Старухе отчего-то казалось, что северянин похож на нее, и дело тут было не в облике. Конечно, его огромный рост — лежа на полу, он занимал добрую половину ее хижины, — широкие мощные плечи, покрытые бронзовым загаром, суровое скуластое лицо в шрамах, черная густая грива спутанных волос и синие глаза в пушистых ресницах ничуть не напоминали хрупкую, некогда светловолосую и белокожую Низу. Зато его внутренняя сила без сомнения была сродни ее собственной. Она чуяла ее, как волк чует собрата или врага. То, что обычный человек не заметил бы вовсе, колдунья вдыхала с запахом звериной шкуры, укрывавшей ноги раненого: токи внутренней силы, к тихой радости старухи, гармонично сочетавшейся с силой простой, внешней. Опять же его схватка с двумя снежными тиграми, коих Низа презирала за чисто человеческую подлость, ясно доказывала сии наблюдения.
Теперь, когда Конан отошел наконец от маячившей впереди границы Серых Равнин, она могла вздохнуть спокойно. То Равновесие, о котором варвар спорил с Лайтлбро, соблюдено: он — молодой и сильный — уходит в жизнь, она — дряхлая и немощная — в обратную сторону. Вознося благодарение светлому Митре, что позволил ей перед этим спасти человека, таким образом счастливо завершая ее земное существование, она невольно уносилась мыслями в прошлое — далекое или близкое, трудно было разобрать, потому что и тогда и сейчас годы ее текли одинаково плавно, размеренно, словно один день растянулся на весь ее век.

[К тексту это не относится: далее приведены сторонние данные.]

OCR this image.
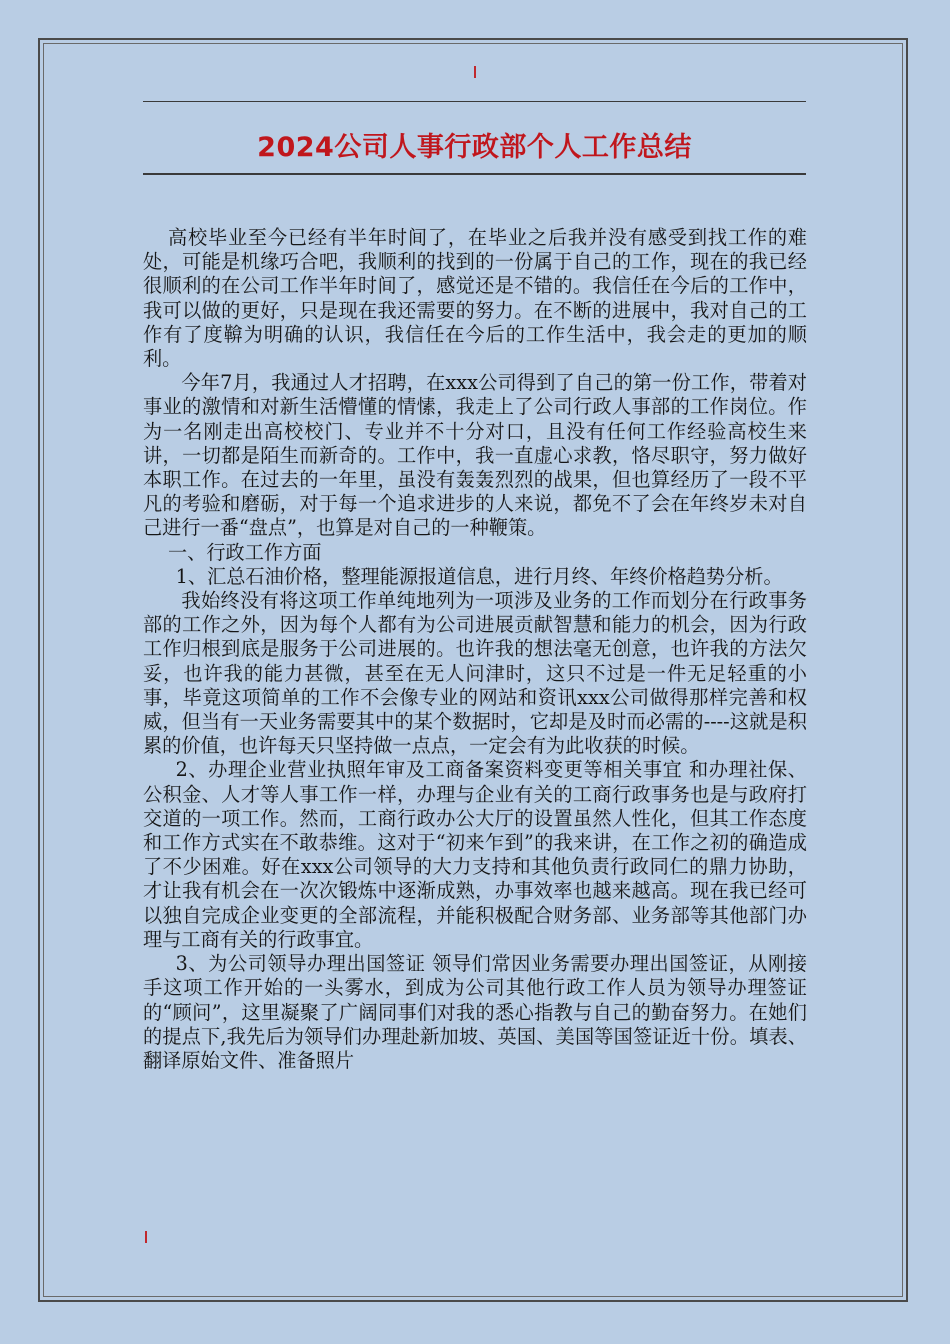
2024公司人事行政部个人工作总结

高校毕业至今已经有半年时间了，在毕业之后我并没有感受到找工作的难处，可能是机缘巧合吧，我顺利的找到的一份属于自己的工作，现在的我已经很顺利的在公司工作半年时间了，感觉还是不错的。我信任在今后的工作中，我可以做的更好，只是现在我还需要的努力。在不断的进展中，我对自己的工作有了度鞥为明确的认识，我信任在今后的工作生活中，我会走的更加的顺利。

今年7月，我通过人才招聘，在xxx公司得到了自己的第一份工作，带着对事业的激情和对新生活懵懂的情愫，我走上了公司行政人事部的工作岗位。作为一名刚走出高校校门、专业并不十分对口，且没有任何工作经验高校生来讲，一切都是陌生而新奇的。工作中，我一直虚心求教，恪尽职守，努力做好本职工作。在过去的一年里，虽没有轰轰烈烈的战果，但也算经历了一段不平凡的考验和磨砺，对于每一个追求进步的人来说，都免不了会在年终岁未对自己进行一番“盘点”，也算是对自己的一种鞭策。

一、行政工作方面

1、汇总石油价格，整理能源报道信息，进行月终、年终价格趋势分析。

我始终没有将这项工作单纯地列为一项涉及业务的工作而划分在行政事务部的工作之外，因为每个人都有为公司进展贡献智慧和能力的机会，因为行政工作归根到底是服务于公司进展的。也许我的想法毫无创意，也许我的方法欠妥，也许我的能力甚微，甚至在无人问津时，这只不过是一件无足轻重的小事，毕竟这项简单的工作不会像专业的网站和资讯xxx公司做得那样完善和权威，但当有一天业务需要其中的某个数据时，它却是及时而必需的----这就是积累的价值，也许每天只坚持做一点点，一定会有为此收获的时候。

2、办理企业营业执照年审及工商备案资料变更等相关事宜 和办理社保、公积金、人才等人事工作一样，办理与企业有关的工商行政事务也是与政府打交道的一项工作。然而，工商行政办公大厅的设置虽然人性化，但其工作态度和工作方式实在不敢恭维。这对于“初来乍到”的我来讲，在工作之初的确造成了不少困难。好在xxx公司领导的大力支持和其他负责行政同仁的鼎力协助，才让我有机会在一次次锻炼中逐渐成熟，办事效率也越来越高。现在我已经可以独自完成企业变更的全部流程，并能积极配合财务部、业务部等其他部门办理与工商有关的行政事宜。

3、为公司领导办理出国签证 领导们常因业务需要办理出国签证，从刚接手这项工作开始的一头雾水，到成为公司其他行政工作人员为领导办理签证的“顾问”，这里凝聚了广阔同事们对我的悉心指教与自己的勤奋努力。在她们的提点下,我先后为领导们办理赴新加坡、英国、美国等国签证近十份。填表、翻译原始文件、准备照片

Но если другой взроптал бы на богов за это, старая Низа их искренно благословляла. Пусть не испытано любви и страсти — не всякого душа к тому стремится, — зато не случалось ей предавать и лукавить, обманывать и льстить; пусть никто не помянет ее добром, зато и все дурное, что говорят о ней люди — ложь, а ложь есть — хвала Митре — всего лишь фантом; пусть нечего вспомнить, зато и не о чем забывать. И все же были в ее жизни прекрасные мгновения, когда душа возносилась в небеса так стремительно, что захватывало дух — в них-то и возвращалась Низа сейчас, охваченная сладкой мирной полудремой. Что ж, если дорога подошла к концу, почему бы не подвести итог… Но тут северянин, глубоко вздохнув, прервал плавный ход ее дум.

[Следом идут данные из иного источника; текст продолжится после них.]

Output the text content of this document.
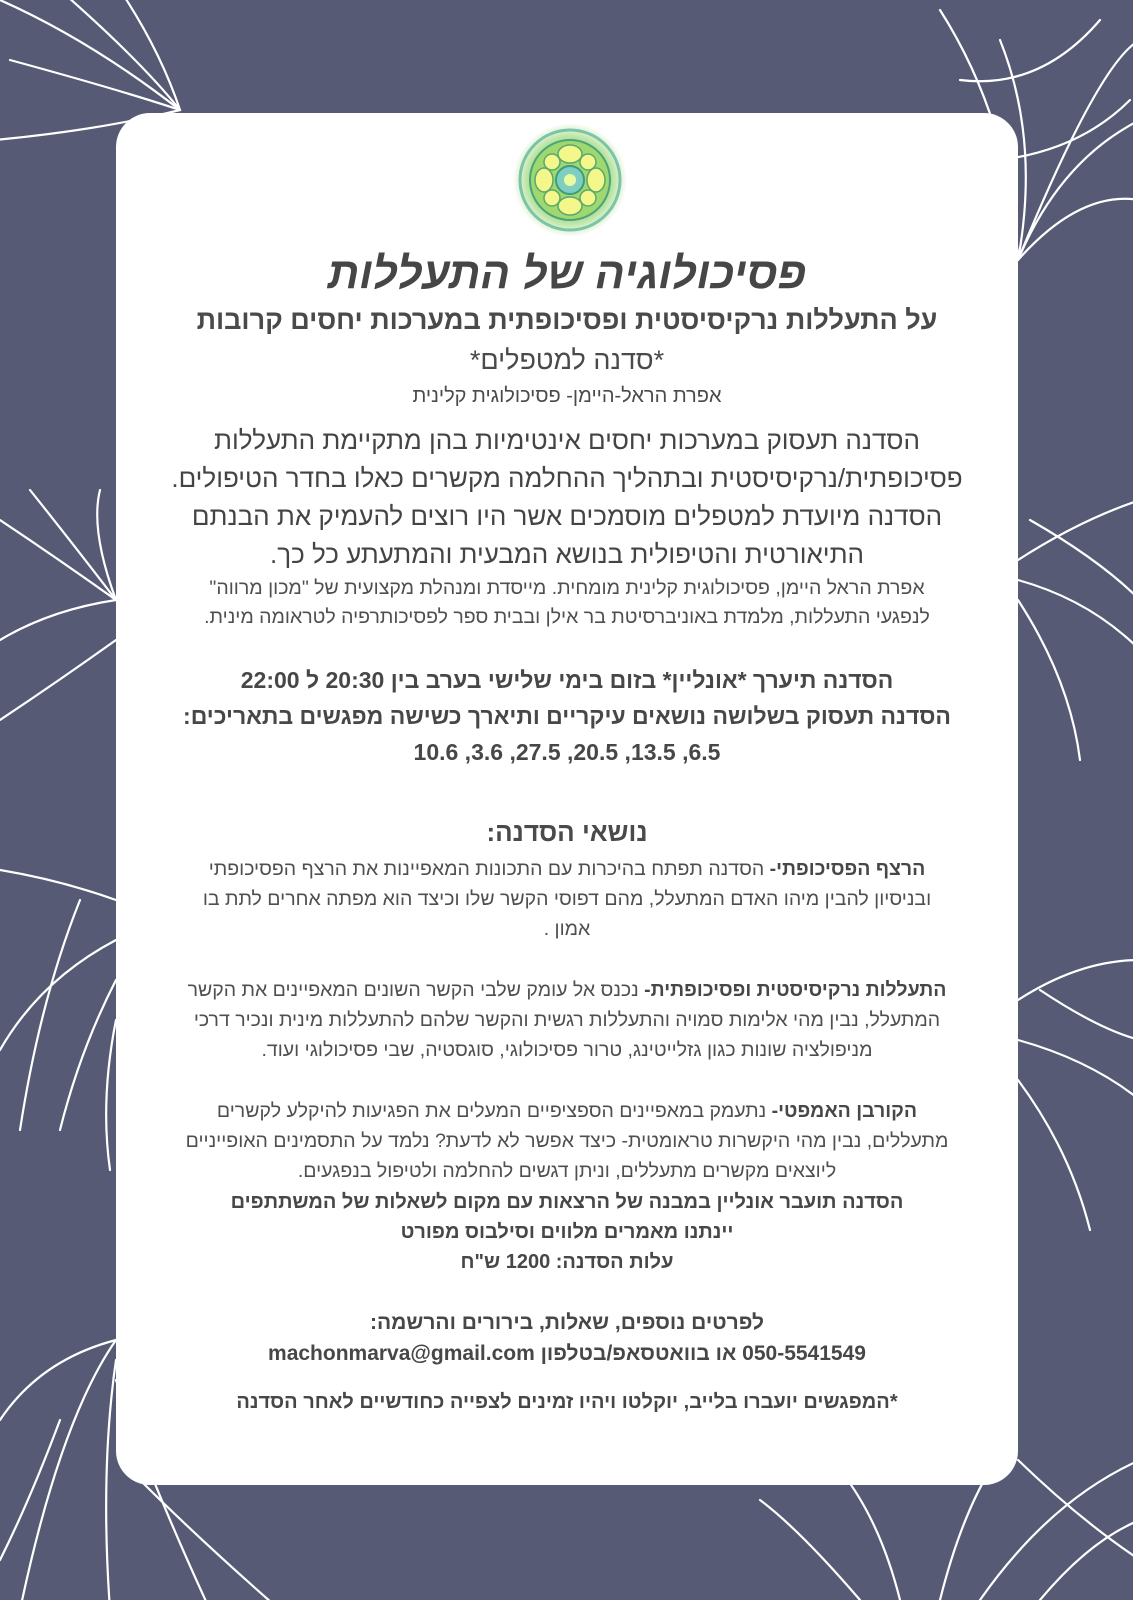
פסיכולוגיה של התעללות

על התעללות נרקיסיסטית ופסיכופתית במערכות יחסים קרובות

*סדנה למטפלים*

אפרת הראל-היימן- פסיכולוגית קלינית

הסדנה תעסוק במערכות יחסים אינטימיות בהן מתקיימת התעללות

פסיכופתית/נרקיסיסטית ובתהליך ההחלמה מקשרים כאלו בחדר הטיפולים.

הסדנה מיועדת למטפלים מוסמכים אשר היו רוצים להעמיק את הבנתם

התיאורטית והטיפולית בנושא המבעית והמתעתע כל כך.

אפרת הראל היימן, פסיכולוגית קלינית מומחית. מייסדת ומנהלת מקצועית של "מכון מרווה"

לנפגעי התעללות, מלמדת באוניברסיטת בר אילן ובבית ספר לפסיכותרפיה לטראומה מינית.

הסדנה תיערך *אונליין* בזום בימי שלישי בערב בין 20:30 ל 22:00

הסדנה תעסוק בשלושה נושאים עיקריים ותיארך כשישה מפגשים בתאריכים:

6.5, 13.5, 20.5, 27.5, 3.6, 10.6

נושאי הסדנה:

הרצף הפסיכופתי- הסדנה תפתח בהיכרות עם התכונות המאפיינות את הרצף הפסיכופתי

ובניסיון להבין מיהו האדם המתעלל, מהם דפוסי הקשר שלו וכיצד הוא מפתה אחרים לתת בו

אמון .

התעללות נרקיסיסטית ופסיכופתית- נכנס אל עומק שלבי הקשר השונים המאפיינים את הקשר

המתעלל, נבין מהי אלימות סמויה והתעללות רגשית והקשר שלהם להתעללות מינית ונכיר דרכי

מניפולציה שונות כגון גזלייטינג, טרור פסיכולוגי, סוגסטיה, שבי פסיכולוגי ועוד.

הקורבן האמפטי- נתעמק במאפיינים הספציפיים המעלים את הפגיעות להיקלע לקשרים

מתעללים, נבין מהי היקשרות טראומטית- כיצד אפשר לא לדעת? נלמד על התסמינים האופייניים

ליוצאים מקשרים מתעללים, וניתן דגשים להחלמה ולטיפול בנפגעים.

הסדנה תועבר אונליין במבנה של הרצאות עם מקום לשאלות של המשתתפים

יינתנו מאמרים מלווים וסילבוס מפורט

עלות הסדנה: 1200 ש"ח

לפרטים נוספים, שאלות, בירורים והרשמה:

050-5541549 או בוואטסאפ/בטלפון machonmarva@gmail.com

*המפגשים יועברו בלייב, יוקלטו ויהיו זמינים לצפייה כחודשיים לאחר הסדנה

* * *С трудом поднявшись с теплого места у очага, старуха пошаркала своими огромными деревянными башмаками об пол, умащивая в них костлявые ноги со сбитыми в ссадины пальцами, и направилась к киммерийцу.

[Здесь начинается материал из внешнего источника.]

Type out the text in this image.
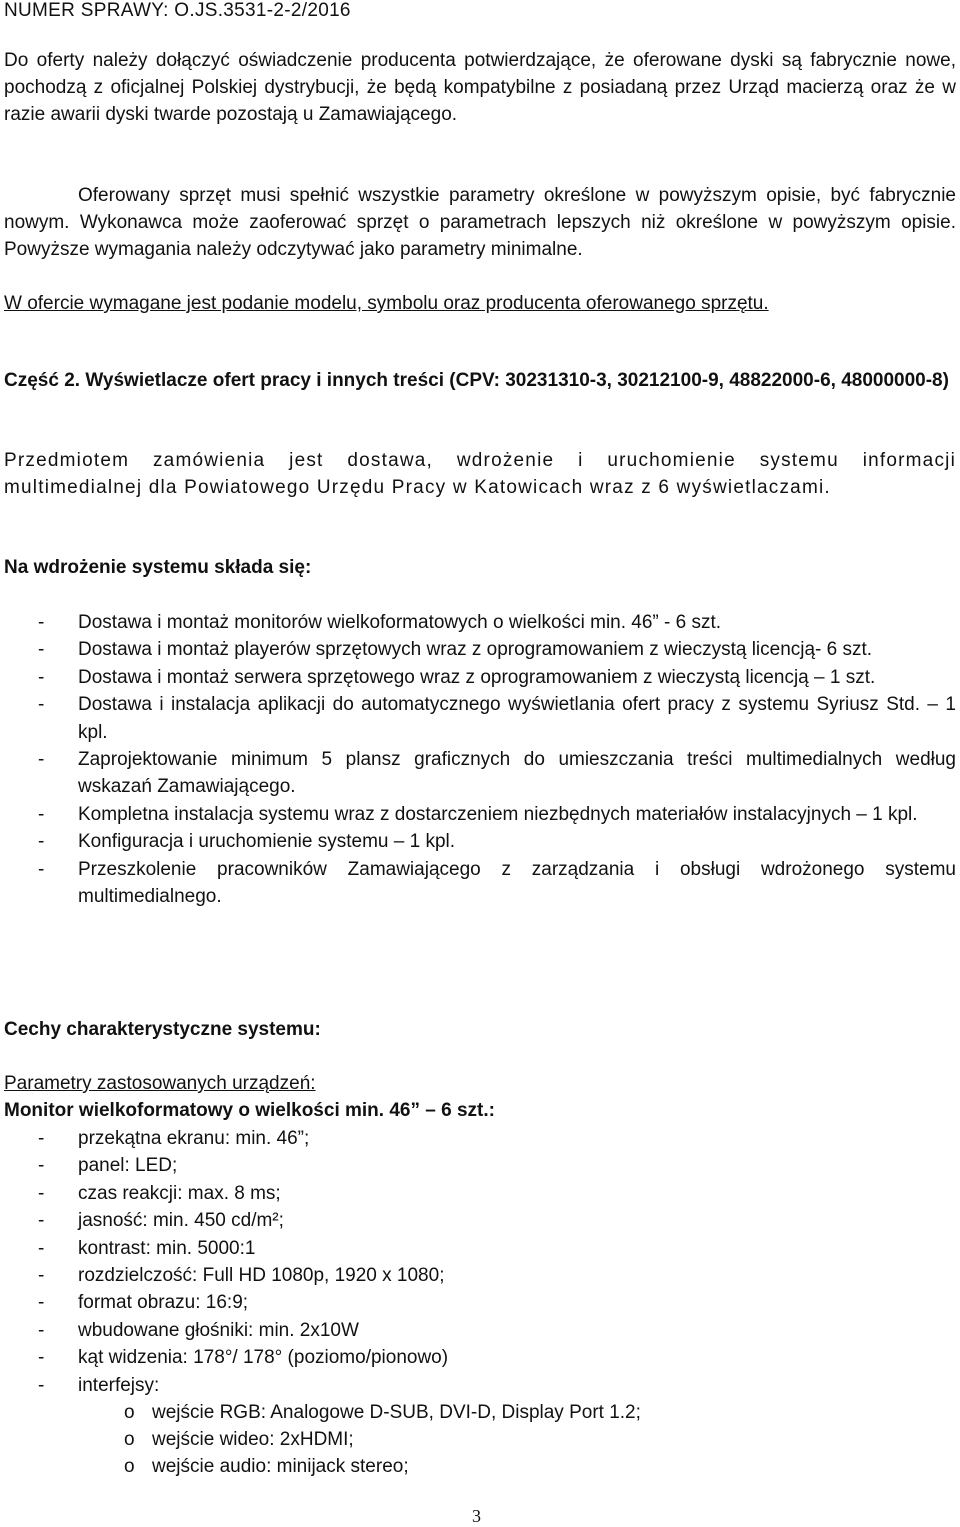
NUMER SPRAWY: O.JS.3531-2-2/2016
Do oferty należy dołączyć oświadczenie producenta potwierdzające, że oferowane dyski są fabrycznie nowe, pochodzą z oficjalnej Polskiej dystrybucji, że będą kompatybilne z posiadaną przez Urząd macierzą oraz że w razie awarii dyski twarde pozostają u Zamawiającego.
Oferowany sprzęt musi spełnić wszystkie parametry określone w powyższym opisie, być fabrycznie nowym. Wykonawca może zaoferować sprzęt o parametrach lepszych niż określone w powyższym opisie. Powyższe wymagania należy odczytywać jako parametry minimalne.
W ofercie wymagane jest podanie modelu, symbolu oraz producenta oferowanego sprzętu.
Część 2. Wyświetlacze ofert pracy i innych treści (CPV: 30231310-3, 30212100-9, 48822000-6, 48000000-8)
Przedmiotem zamówienia jest dostawa, wdrożenie i uruchomienie systemu informacji multimedialnej dla Powiatowego Urzędu Pracy w Katowicach wraz z 6 wyświetlaczami.
Na wdrożenie systemu składa się:
- Dostawa i montaż monitorów wielkoformatowych o wielkości min. 46” - 6 szt.
- Dostawa i montaż playerów sprzętowych wraz z oprogramowaniem z wieczystą licencją- 6 szt.
- Dostawa i montaż serwera sprzętowego wraz z oprogramowaniem z wieczystą licencją – 1 szt.
- Dostawa i instalacja aplikacji do automatycznego wyświetlania ofert pracy z systemu Syriusz Std. – 1 kpl.
- Zaprojektowanie minimum 5 plansz graficznych do umieszczania treści multimedialnych według wskazań Zamawiającego.
- Kompletna instalacja systemu wraz z dostarczeniem niezbędnych materiałów instalacyjnych – 1 kpl.
- Konfiguracja i uruchomienie systemu – 1 kpl.
- Przeszkolenie pracowników Zamawiającego z zarządzania i obsługi wdrożonego systemu multimedialnego.
Cechy charakterystyczne systemu:
Parametry zastosowanych urządzeń:
Monitor wielkoformatowy o wielkości min. 46” – 6 szt.:
- przekątna ekranu: min. 46”;
- panel: LED;
- czas reakcji: max. 8 ms;
- jasność: min. 450 cd/m²;
- kontrast: min. 5000:1
- rozdzielczość: Full HD 1080p, 1920 x 1080;
- format obrazu: 16:9;
- wbudowane głośniki: min. 2x10W
- kąt widzenia: 178°/ 178° (poziomo/pionowo)
- interfejsy:
o wejście RGB: Analogowe D-SUB, DVI-D, Display Port 1.2;
o wejście wideo: 2xHDMI;
o wejście audio: minijack stereo;
3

— Низа… — просипел он, мутными еще глазами следя за ее приближением. — Дай воды…
Вместо воды она влила ему в рот немного темного пива, сваренного ею самой. Горький целебный настой, коим оно было разбавлено, почти не ощущался, зато горячил кровь не хуже акуры — крепчайшего вендийского вина, заодно питая и прочищая ее. Конан с наслаждением проглотил две полных глубоких ложки ароматного напитка, затем обратил несколько затуманенный взор на старуху.